Once you start playing around with Peak 5, you'll discover the advantages of Vbox, the artful component of the program that lets you create a matrix (serial or parallel) of plug-ins as large as 99×99 to further process your sounds.

My only real complaint with Peak 5 is a basic one. There should be a Preferences option that lets the user tell the program to return to the last starting point when the transport is stopped during playback. It's not there! The get-around — hitting the return key during playback — is not the solution.

Additionally, you should be able to highlight a section and press Start to begin playback of it, but you can't. Again, with a few additional keystrokes, Peak 5 will get you there. But when you're doing detail work on an audio clip, you want the quickest workflow possible.

Other than these criticisms, Peak 5 deserves extremely high marks, even when running on a quickly aging G4, 770HMHz machine like mine. Finally, in this day and age Bias deserves praise for continuing to ship well-written hard copy manuals with its products.

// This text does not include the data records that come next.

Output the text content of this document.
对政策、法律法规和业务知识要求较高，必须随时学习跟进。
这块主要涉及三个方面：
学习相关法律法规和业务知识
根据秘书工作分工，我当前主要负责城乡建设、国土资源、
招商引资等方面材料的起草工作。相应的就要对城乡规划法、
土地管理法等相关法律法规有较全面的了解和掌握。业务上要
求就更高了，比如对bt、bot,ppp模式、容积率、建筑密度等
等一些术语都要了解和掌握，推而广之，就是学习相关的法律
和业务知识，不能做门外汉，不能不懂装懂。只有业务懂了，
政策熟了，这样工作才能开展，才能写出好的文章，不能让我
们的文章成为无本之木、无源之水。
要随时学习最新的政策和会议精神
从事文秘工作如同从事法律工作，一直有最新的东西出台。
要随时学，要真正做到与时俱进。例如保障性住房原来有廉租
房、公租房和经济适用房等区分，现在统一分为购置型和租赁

Bias Pro Peak 5 is available as a standalone product; with Bias Deck 3.5; or as part of the Peak Pro XT 5 bundle, which also includes Deck 3.5, Master Perfection Suite, SoundSoap 2, and SoundSoap Pro 1. For more on SoundSoap Pro, see the review below.

bottomline

Company: Bias
Petaluma, Calif.; (800) 775-2427
www.bias-inc.com

Product: Peak Pro 5

Assets: Strong features such as Snap to Zero Crossings and Change Duration, accurate equalizers, supports VST and Audio Units plug-ins.

Caveats: Mac only, no Preferences option to let the user return to starting point when transport is stopped during playback.

Demographic: Any video or audio professional.